Thursday, May 6, 2010

I know You're working for me and not against me, and I know you have my best interests in mind...
even if I don't realize it.

I keep struggling with this. How could You not want me to go to Africa? Is this Satan attacking me? You give authority to Satan; he can't move without You giving him the go ahead. So it really all comes back to You. I'm not doubting, but I am questioning. I know know KNOW Your ways are higher and I cannot comprehend them. But it still keeps chipping away at my mind. This seems like the perfect time to go! Next year I won't be able to go, because I will be starting a new job. And then from there on I can't go because it is so hard to get time off of work. And I'll eventually marry and have a family.

And I've just looked back at those last few sentences and feel so silly. Why am I planning my life? I don't know what opportunities and blessings You have for my future. There must be some reason You don't want me to go, and I can trust in that. Maybe I'm just not ready emotionally, physically, spiritually. Maybe I can be more of a servant in West Virginia this summer. Maybe I will do more for You if I go later in my life.

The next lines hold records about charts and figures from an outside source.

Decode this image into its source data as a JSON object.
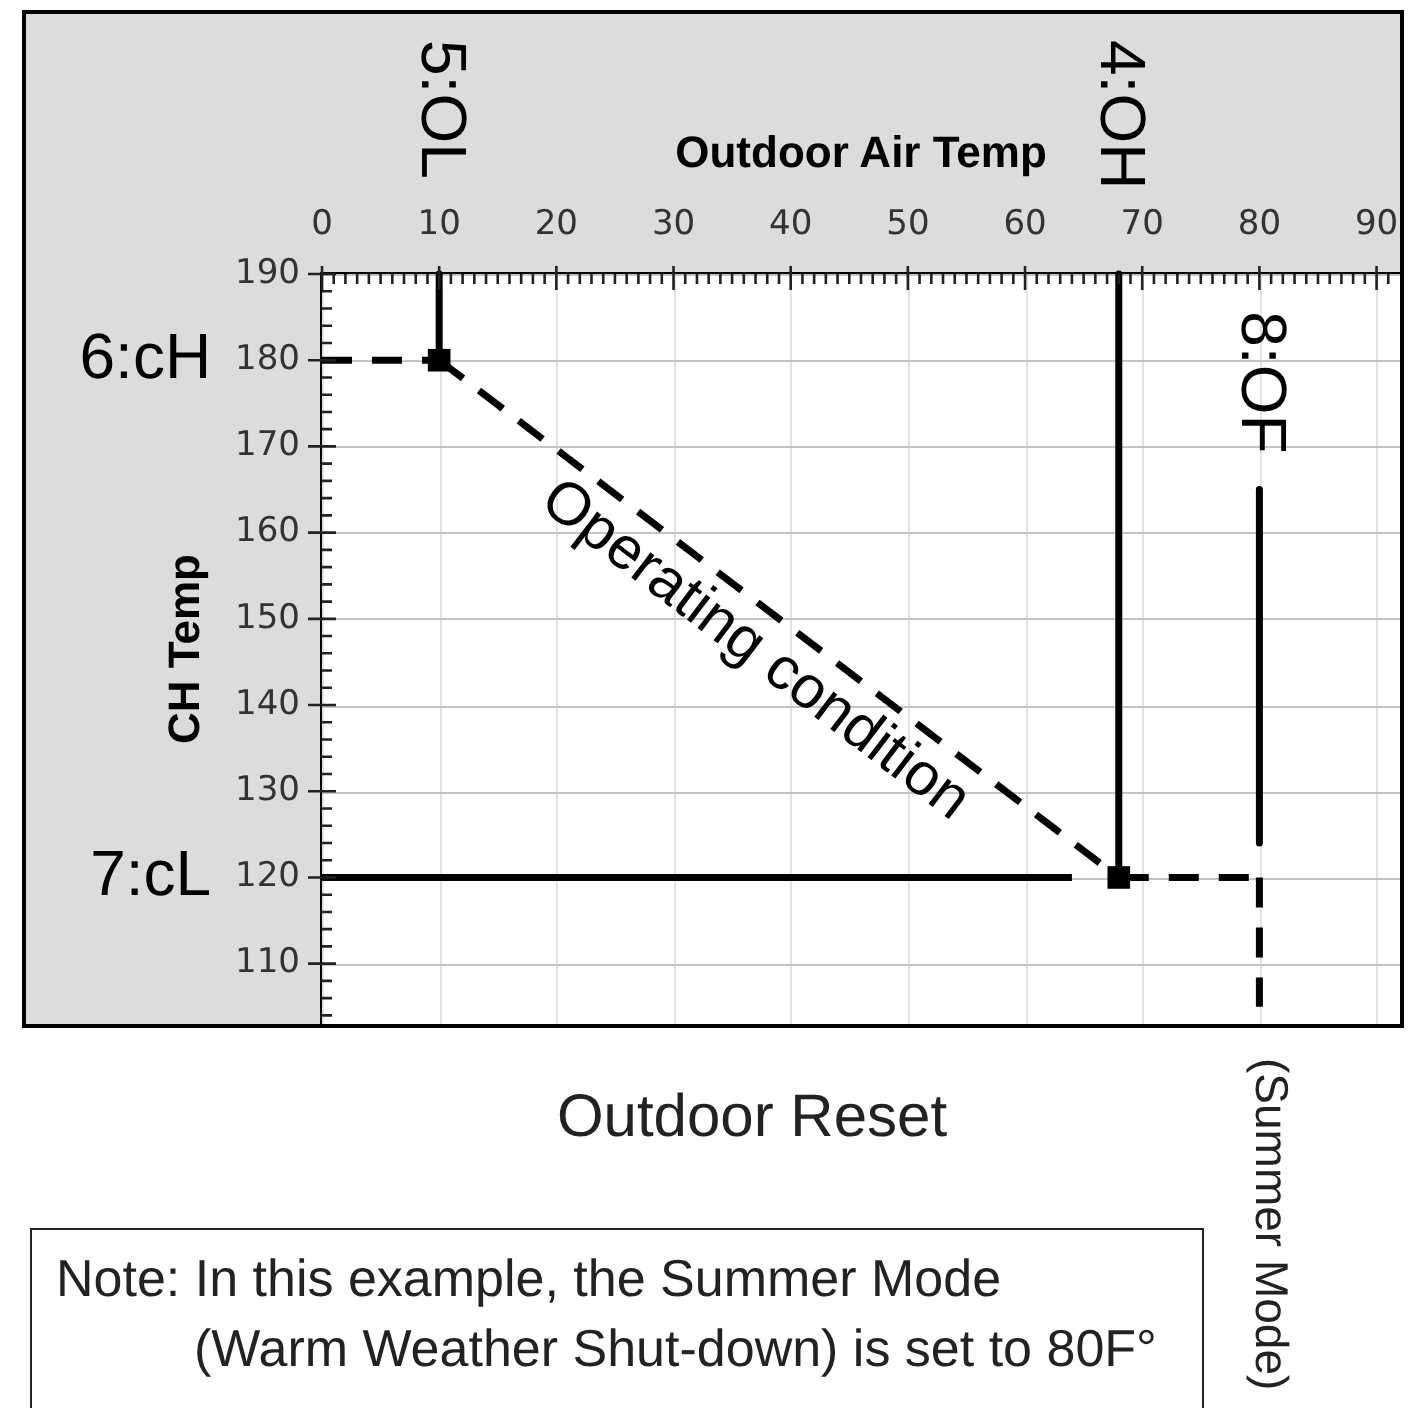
{
  "chart_data": {
    "type": "line",
    "title": "Outdoor Reset",
    "xlabel": "Outdoor Air Temp",
    "ylabel": "CH Temp",
    "xlim": [
      0,
      92
    ],
    "xticks": [
      0,
      {
        "value": 1,
        "label": null
      },
      {
        "value": 2,
        "label": null
      },
      {
        "value": 3,
        "label": null
      },
      {
        "value": 4,
        "label": null
      },
      {
        "value": 5,
        "label": null
      },
      {
        "value": 6,
        "label": null
      },
      {
        "value": 7,
        "label": null
      },
      {
        "value": 8,
        "label": null
      },
      {
        "value": 9,
        "label": null
      },
      10,
      {
        "value": 11,
        "label": null
      },
      {
        "value": 12,
        "label": null
      },
      {
        "value": 13,
        "label": null
      },
      {
        "value": 14,
        "label": null
      },
      {
        "value": 15,
        "label": null
      },
      {
        "value": 16,
        "label": null
      },
      {
        "value": 17,
        "label": null
      },
      {
        "value": 18,
        "label": null
      },
      {
        "value": 19,
        "label": null
      },
      20,
      {
        "value": 21,
        "label": null
      },
      {
        "value": 22,
        "label": null
      },
      {
        "value": 23,
        "label": null
      },
      {
        "value": 24,
        "label": null
      },
      {
        "value": 25,
        "label": null
      },
      {
        "value": 26,
        "label": null
      },
      {
        "value": 27,
        "label": null
      },
      {
        "value": 28,
        "label": null
      },
      {
        "value": 29,
        "label": null
      },
      30,
      {
        "value": 31,
        "label": null
      },
      {
        "value": 32,
        "label": null
      },
      {
        "value": 33,
        "label": null
      },
      {
        "value": 34,
        "label": null
      },
      {
        "value": 35,
        "label": null
      },
      {
        "value": 36,
        "label": null
      },
      {
        "value": 37,
        "label": null
      },
      {
        "value": 38,
        "label": null
      },
      {
        "value": 39,
        "label": null
      },
      40,
      {
        "value": 41,
        "label": null
      },
      {
        "value": 42,
        "label": null
      },
      {
        "value": 43,
        "label": null
      },
      {
        "value": 44,
        "label": null
      },
      {
        "value": 45,
        "label": null
      },
      {
        "value": 46,
        "label": null
      },
      {
        "value": 47,
        "label": null
      },
      {
        "value": 48,
        "label": null
      },
      {
        "value": 49,
        "label": null
      },
      50,
      {
        "value": 51,
        "label": null
      },
      {
        "value": 52,
        "label": null
      },
      {
        "value": 53,
        "label": null
      },
      {
        "value": 54,
        "label": null
      },
      {
        "value": 55,
        "label": null
      },
      {
        "value": 56,
        "label": null
      },
      {
        "value": 57,
        "label": null
      },
      {
        "value": 58,
        "label": null
      },
      {
        "value": 59,
        "label": null
      },
      60,
      {
        "value": 61,
        "label": null
      },
      {
        "value": 62,
        "label": null
      },
      {
        "value": 63,
        "label": null
      },
      {
        "value": 64,
        "label": null
      },
      {
        "value": 65,
        "label": null
      },
      {
        "value": 66,
        "label": null
      },
      {
        "value": 67,
        "label": null
      },
      {
        "value": 68,
        "label": null
      },
      {
        "value": 69,
        "label": null
      },
      70,
      {
        "value": 71,
        "label": null
      },
      {
        "value": 72,
        "label": null
      },
      {
        "value": 73,
        "label": null
      },
      {
        "value": 74,
        "label": null
      },
      {
        "value": 75,
        "label": null
      },
      {
        "value": 76,
        "label": null
      },
      {
        "value": 77,
        "label": null
      },
      {
        "value": 78,
        "label": null
      },
      {
        "value": 79,
        "label": null
      },
      80,
      {
        "value": 81,
        "label": null
      },
      {
        "value": 82,
        "label": null
      },
      {
        "value": 83,
        "label": null
      },
      {
        "value": 84,
        "label": null
      },
      {
        "value": 85,
        "label": null
      },
      {
        "value": 86,
        "label": null
      },
      {
        "value": 87,
        "label": null
      },
      {
        "value": 88,
        "label": null
      },
      {
        "value": 89,
        "label": null
      },
      90,
      {
        "value": 91,
        "label": null
      }
    ],
    "ylim": [
      103,
      190
    ],
    "yticks": [
      {
        "value": 104,
        "label": null
      },
      {
        "value": 106,
        "label": null
      },
      {
        "value": 108,
        "label": null
      },
      110,
      {
        "value": 112,
        "label": null
      },
      {
        "value": 114,
        "label": null
      },
      {
        "value": 116,
        "label": null
      },
      {
        "value": 118,
        "label": null
      },
      120,
      {
        "value": 122,
        "label": null
      },
      {
        "value": 124,
        "label": null
      },
      {
        "value": 126,
        "label": null
      },
      {
        "value": 128,
        "label": null
      },
      130,
      {
        "value": 132,
        "label": null
      },
      {
        "value": 134,
        "label": null
      },
      {
        "value": 136,
        "label": null
      },
      {
        "value": 138,
        "label": null
      },
      140,
      {
        "value": 142,
        "label": null
      },
      {
        "value": 144,
        "label": null
      },
      {
        "value": 146,
        "label": null
      },
      {
        "value": 148,
        "label": null
      },
      150,
      {
        "value": 152,
        "label": null
      },
      {
        "value": 154,
        "label": null
      },
      {
        "value": 156,
        "label": null
      },
      {
        "value": 158,
        "label": null
      },
      160,
      {
        "value": 162,
        "label": null
      },
      {
        "value": 164,
        "label": null
      },
      {
        "value": 166,
        "label": null
      },
      {
        "value": 168,
        "label": null
      },
      170,
      {
        "value": 172,
        "label": null
      },
      {
        "value": 174,
        "label": null
      },
      {
        "value": 176,
        "label": null
      },
      {
        "value": 178,
        "label": null
      },
      180,
      {
        "value": 182,
        "label": null
      },
      {
        "value": 184,
        "label": null
      },
      {
        "value": 186,
        "label": null
      },
      {
        "value": 188,
        "label": null
      },
      190
    ],
    "grid": true,
    "legend": false,
    "series": [
      {
        "name": "Operating condition",
        "color": "#000000",
        "x": [
          10,
          68
        ],
        "values": [
          180,
          120
        ],
        "line_style": "dashed",
        "marker": "square"
      },
      {
        "name": "5:OL",
        "color": "#000000",
        "x": [
          10,
          10
        ],
        "values": [
          190,
          180
        ],
        "line_style": "solid"
      },
      {
        "name": "4:OH",
        "color": "#000000",
        "x": [
          68,
          68
        ],
        "values": [
          190,
          120
        ],
        "line_style": "solid"
      },
      {
        "name": "6:cH",
        "color": "#000000",
        "x": [
          0,
          10
        ],
        "values": [
          180,
          180
        ],
        "line_style": "dashed"
      },
      {
        "name": "7:cL",
        "color": "#000000",
        "x": [
          0,
          64
        ],
        "values": [
          120,
          120
        ],
        "line_style": "solid"
      },
      {
        "color": "#000000",
        "x": [
          68,
          80
        ],
        "values": [
          120,
          120
        ],
        "line_style": "dashed"
      },
      {
        "name": "8:OF",
        "color": "#000000",
        "x": [
          80,
          80
        ],
        "values": [
          165,
          124
        ],
        "line_style": "solid"
      },
      {
        "color": "#000000",
        "x": [
          80,
          80
        ],
        "values": [
          120,
          105
        ],
        "line_style": "dashed"
      }
    ],
    "annotations": [
      "(Summer Mode)",
      "Note: In this example, the Summer Mode\n(Warm Weather Shut-down) is set to 80F°"
    ]
  }
}
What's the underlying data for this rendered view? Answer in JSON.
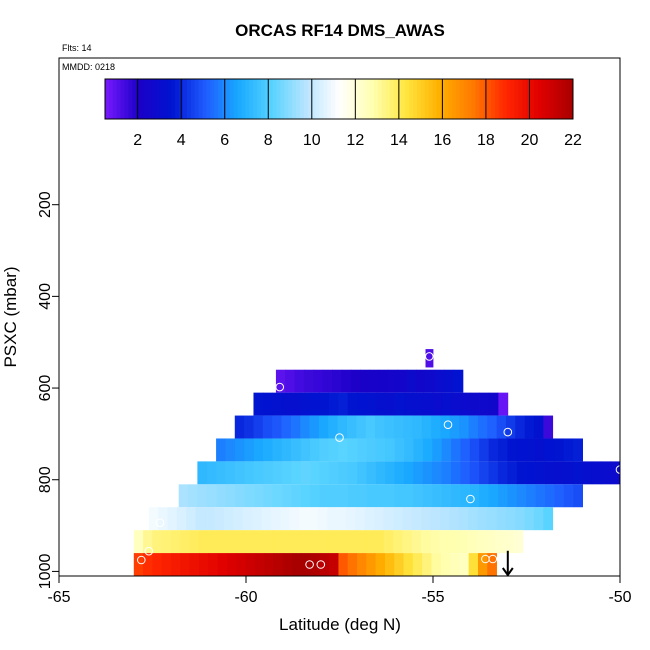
{
  "chart_data": {
    "type": "heatmap",
    "title": "ORCAS RF14 DMS_AWAS",
    "subtitle_flts": "Flts: 14",
    "subtitle_mmdd": "MMDD: 0218",
    "xlabel": "Latitude (deg N)",
    "ylabel": "PSXC (mbar)",
    "xlim": [
      -65,
      -50
    ],
    "ylim": [
      1010,
      -120
    ],
    "x_ticks": [
      {
        "value": -65,
        "label": "-65"
      },
      {
        "value": -60,
        "label": "-60"
      },
      {
        "value": -55,
        "label": "-55"
      },
      {
        "value": -50,
        "label": "-50"
      }
    ],
    "y_ticks": [
      {
        "value": 200,
        "label": "200"
      },
      {
        "value": 400,
        "label": "400"
      },
      {
        "value": 600,
        "label": "600"
      },
      {
        "value": 800,
        "label": "800"
      },
      {
        "value": 1000,
        "label": "1000"
      }
    ],
    "colorbar": {
      "min": 0.5,
      "max": 22,
      "ticks": [
        {
          "value": 2,
          "label": "2"
        },
        {
          "value": 4,
          "label": "4"
        },
        {
          "value": 6,
          "label": "6"
        },
        {
          "value": 8,
          "label": "8"
        },
        {
          "value": 10,
          "label": "10"
        },
        {
          "value": 12,
          "label": "12"
        },
        {
          "value": 14,
          "label": "14"
        },
        {
          "value": 16,
          "label": "16"
        },
        {
          "value": 18,
          "label": "18"
        },
        {
          "value": 20,
          "label": "20"
        },
        {
          "value": 22,
          "label": "22"
        }
      ],
      "palette": [
        "#7a1aff",
        "#1b00c8",
        "#0014d0",
        "#1f5cff",
        "#19a9ff",
        "#58d3ff",
        "#b8e4ff",
        "#ffffff",
        "#ffffb0",
        "#ffe640",
        "#ffb000",
        "#ff7a00",
        "#ff2600",
        "#e00000",
        "#a80000"
      ]
    },
    "bands": [
      {
        "p_top": 515,
        "p_bot": 555,
        "lat_start": -55.2,
        "lat_end": -55.0,
        "values": [
          1.2
        ]
      },
      {
        "p_top": 560,
        "p_bot": 610,
        "lat_start": -59.2,
        "lat_end": -54.2,
        "values": [
          1.0,
          1.2,
          1.4,
          1.5,
          1.6,
          1.7,
          1.8,
          1.9,
          2.0,
          2.1,
          2.2,
          2.3,
          2.4,
          2.5,
          2.8,
          2.6,
          2.7,
          3.0,
          3.2,
          3.5
        ]
      },
      {
        "p_top": 610,
        "p_bot": 660,
        "lat_start": -59.8,
        "lat_end": -53.0,
        "values": [
          3.6,
          3.5,
          3.4,
          3.3,
          3.2,
          3.4,
          3.5,
          3.6,
          3.7,
          3.8,
          3.6,
          3.5,
          3.4,
          3.3,
          3.2,
          3.4,
          3.3,
          3.2,
          3.1,
          3.0,
          3.2,
          3.0,
          2.9,
          2.8,
          2.7,
          2.6,
          0.8
        ]
      },
      {
        "p_top": 660,
        "p_bot": 710,
        "lat_start": -60.3,
        "lat_end": -51.8,
        "values": [
          4.0,
          4.2,
          4.5,
          4.8,
          5.0,
          5.3,
          5.6,
          6.0,
          6.3,
          6.6,
          6.9,
          7.2,
          7.4,
          7.6,
          7.8,
          7.6,
          7.5,
          7.4,
          7.3,
          7.2,
          7.0,
          6.8,
          6.6,
          6.4,
          6.2,
          5.8,
          5.5,
          5.2,
          4.8,
          4.4,
          4.0,
          3.7,
          3.4,
          1.5
        ]
      },
      {
        "p_top": 710,
        "p_bot": 760,
        "lat_start": -60.8,
        "lat_end": -51.0,
        "values": [
          5.8,
          6.0,
          6.2,
          6.4,
          6.6,
          6.8,
          7.0,
          7.2,
          7.4,
          7.6,
          7.8,
          8.0,
          8.1,
          8.2,
          8.1,
          8.0,
          7.9,
          7.8,
          7.7,
          7.5,
          7.3,
          7.0,
          6.7,
          6.4,
          6.0,
          5.6,
          5.2,
          4.8,
          4.4,
          4.0,
          3.8,
          3.6,
          3.5,
          3.4,
          3.3,
          3.5,
          3.6,
          3.7,
          3.8
        ]
      },
      {
        "p_top": 760,
        "p_bot": 810,
        "lat_start": -61.3,
        "lat_end": -50.0,
        "values": [
          7.2,
          7.3,
          7.4,
          7.5,
          7.6,
          7.7,
          7.8,
          7.9,
          8.0,
          8.1,
          8.2,
          8.3,
          8.2,
          8.1,
          8.0,
          7.9,
          7.8,
          7.6,
          7.4,
          7.2,
          7.0,
          6.8,
          6.6,
          6.4,
          6.2,
          6.0,
          5.8,
          5.5,
          5.2,
          4.9,
          4.6,
          4.3,
          4.0,
          3.8,
          3.6,
          3.5,
          3.4,
          3.3,
          3.2,
          3.3,
          3.4,
          3.2,
          3.1,
          3.0,
          2.9
        ]
      },
      {
        "p_top": 810,
        "p_bot": 860,
        "lat_start": -61.8,
        "lat_end": -51.0,
        "values": [
          9.5,
          9.4,
          9.3,
          9.2,
          9.1,
          9.0,
          8.9,
          8.8,
          8.7,
          8.6,
          8.5,
          8.4,
          8.3,
          8.2,
          8.1,
          8.0,
          8.0,
          8.0,
          7.9,
          7.9,
          7.8,
          7.8,
          7.8,
          7.7,
          7.7,
          7.6,
          7.5,
          7.4,
          7.3,
          7.2,
          7.1,
          7.0,
          6.8,
          6.6,
          6.4,
          6.2,
          6.0,
          5.8,
          5.6,
          5.4,
          5.2,
          5.0,
          4.8
        ]
      },
      {
        "p_top": 860,
        "p_bot": 910,
        "lat_start": -62.6,
        "lat_end": -51.8,
        "values": [
          11.0,
          10.8,
          10.6,
          10.4,
          10.2,
          10.0,
          10.0,
          10.1,
          10.2,
          10.3,
          10.4,
          10.5,
          10.6,
          10.7,
          10.8,
          10.9,
          11.0,
          11.0,
          10.9,
          10.8,
          10.8,
          10.7,
          10.6,
          10.5,
          10.4,
          10.3,
          10.2,
          10.1,
          10.0,
          9.9,
          9.8,
          9.7,
          9.6,
          9.5,
          9.4,
          9.3,
          9.2,
          9.1,
          9.0,
          8.9,
          8.7,
          8.5,
          8.2
        ]
      },
      {
        "p_top": 910,
        "p_bot": 960,
        "lat_start": -63.0,
        "lat_end": -52.6,
        "values": [
          12.5,
          13.2,
          13.5,
          13.6,
          13.7,
          13.8,
          13.9,
          14.0,
          14.0,
          14.0,
          14.0,
          14.0,
          14.0,
          14.0,
          14.0,
          14.0,
          14.0,
          14.0,
          14.0,
          14.0,
          14.0,
          14.0,
          14.0,
          14.0,
          14.0,
          14.0,
          14.0,
          13.8,
          13.6,
          13.4,
          13.2,
          13.0,
          12.9,
          12.8,
          12.8,
          12.7,
          12.6,
          12.5,
          12.4,
          12.3,
          12.2,
          12.1
        ]
      },
      {
        "p_top": 960,
        "p_bot": 1010,
        "lat_start": -63.0,
        "lat_end": -53.3,
        "values": [
          18.5,
          18.8,
          19.0,
          19.2,
          19.4,
          19.6,
          19.8,
          20.0,
          20.2,
          20.4,
          20.6,
          20.8,
          21.0,
          21.2,
          21.4,
          21.6,
          21.8,
          22.0,
          22.0,
          21.8,
          21.5,
          21.2,
          18.0,
          17.5,
          17.0,
          16.5,
          16.0,
          15.5,
          15.0,
          14.5,
          14.0,
          13.5,
          13.0,
          12.8,
          12.6,
          12.5,
          14.5,
          16.5,
          17.5
        ]
      }
    ],
    "samples": [
      {
        "lat": -55.1,
        "p": 531
      },
      {
        "lat": -59.1,
        "p": 598
      },
      {
        "lat": -54.6,
        "p": 680
      },
      {
        "lat": -53.0,
        "p": 696
      },
      {
        "lat": -57.5,
        "p": 708
      },
      {
        "lat": -50.0,
        "p": 778
      },
      {
        "lat": -54.0,
        "p": 842
      },
      {
        "lat": -62.3,
        "p": 894
      },
      {
        "lat": -62.6,
        "p": 956
      },
      {
        "lat": -62.8,
        "p": 975
      },
      {
        "lat": -53.6,
        "p": 973
      },
      {
        "lat": -53.4,
        "p": 973
      },
      {
        "lat": -58.3,
        "p": 985
      },
      {
        "lat": -58.0,
        "p": 985
      }
    ],
    "arrow": {
      "lat": -53.0,
      "p_start": 955,
      "p_end": 1010
    }
  }
}
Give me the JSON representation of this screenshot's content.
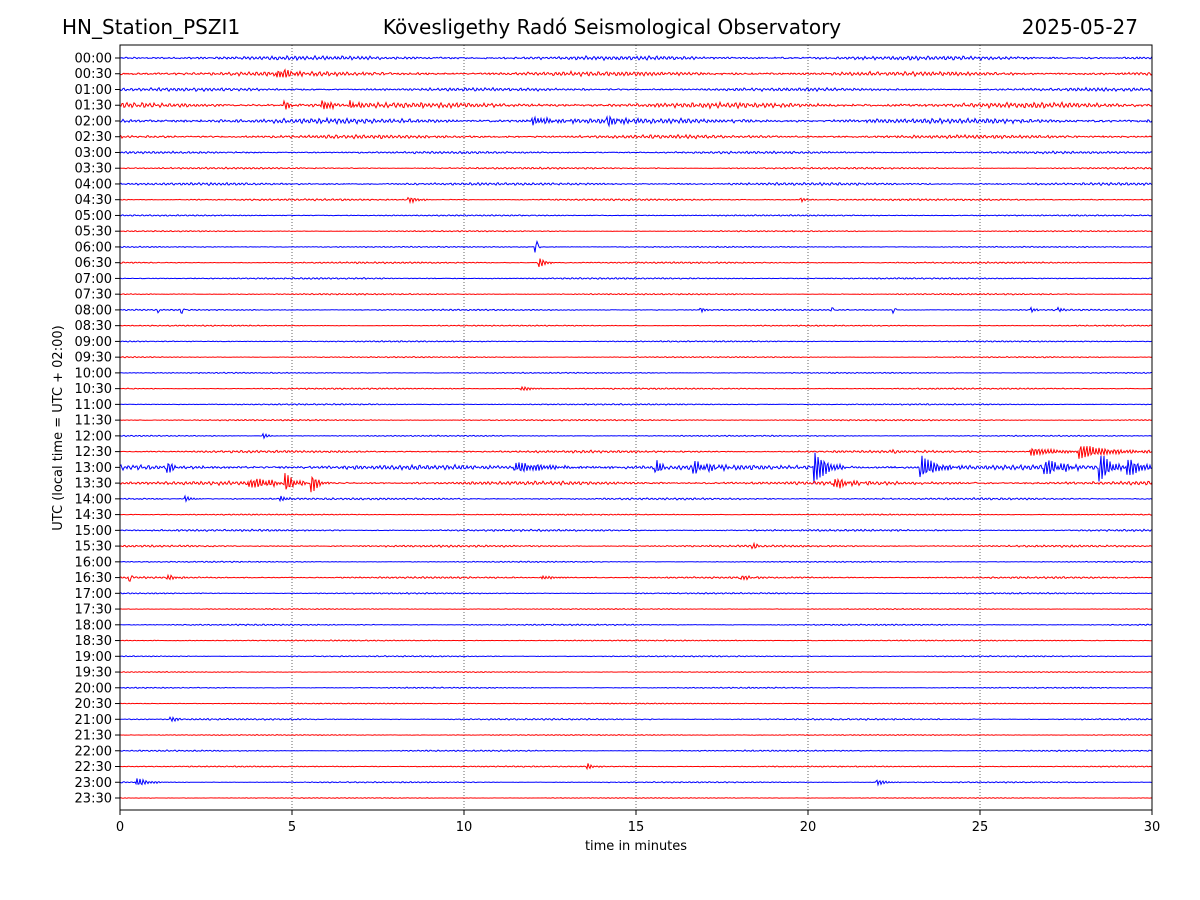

It's just upsetting when I've had my hope set on this trip for half a year. Whatever happens, I will have faith in You. You never said my life would be simple. I trust in You. I pray You help me make wise decisions about this, and that I accept whatever ends up happening.
If I go to Africa this summer, I will be all I can for YOU.
& if I stay in Kenova this summer, I promise I will be all I can for YOU.

1 comment:

  1. I just wanted to add a few words. Sometimes I feel frustrated by the way many believers feel as though they have to go overseas to do mission work. There are so many mission areas in the Huntington area that need addressed and everyone is so focused on other places.

    Granted, the people in Africa and various parts of the world are in dire need of attention, but how many people in need do we ignore every day who are among us? Why travel 3,000 miles for a mission when you have several within a 3 block radius.

    If the Lord wants you to go to Africa, He will make a way. He always does. Until then, be a missionary in your daily life! :) Oh, and there's nothing wrong with having a plan for your life, just make sure you're ready to be flexible when the need arises.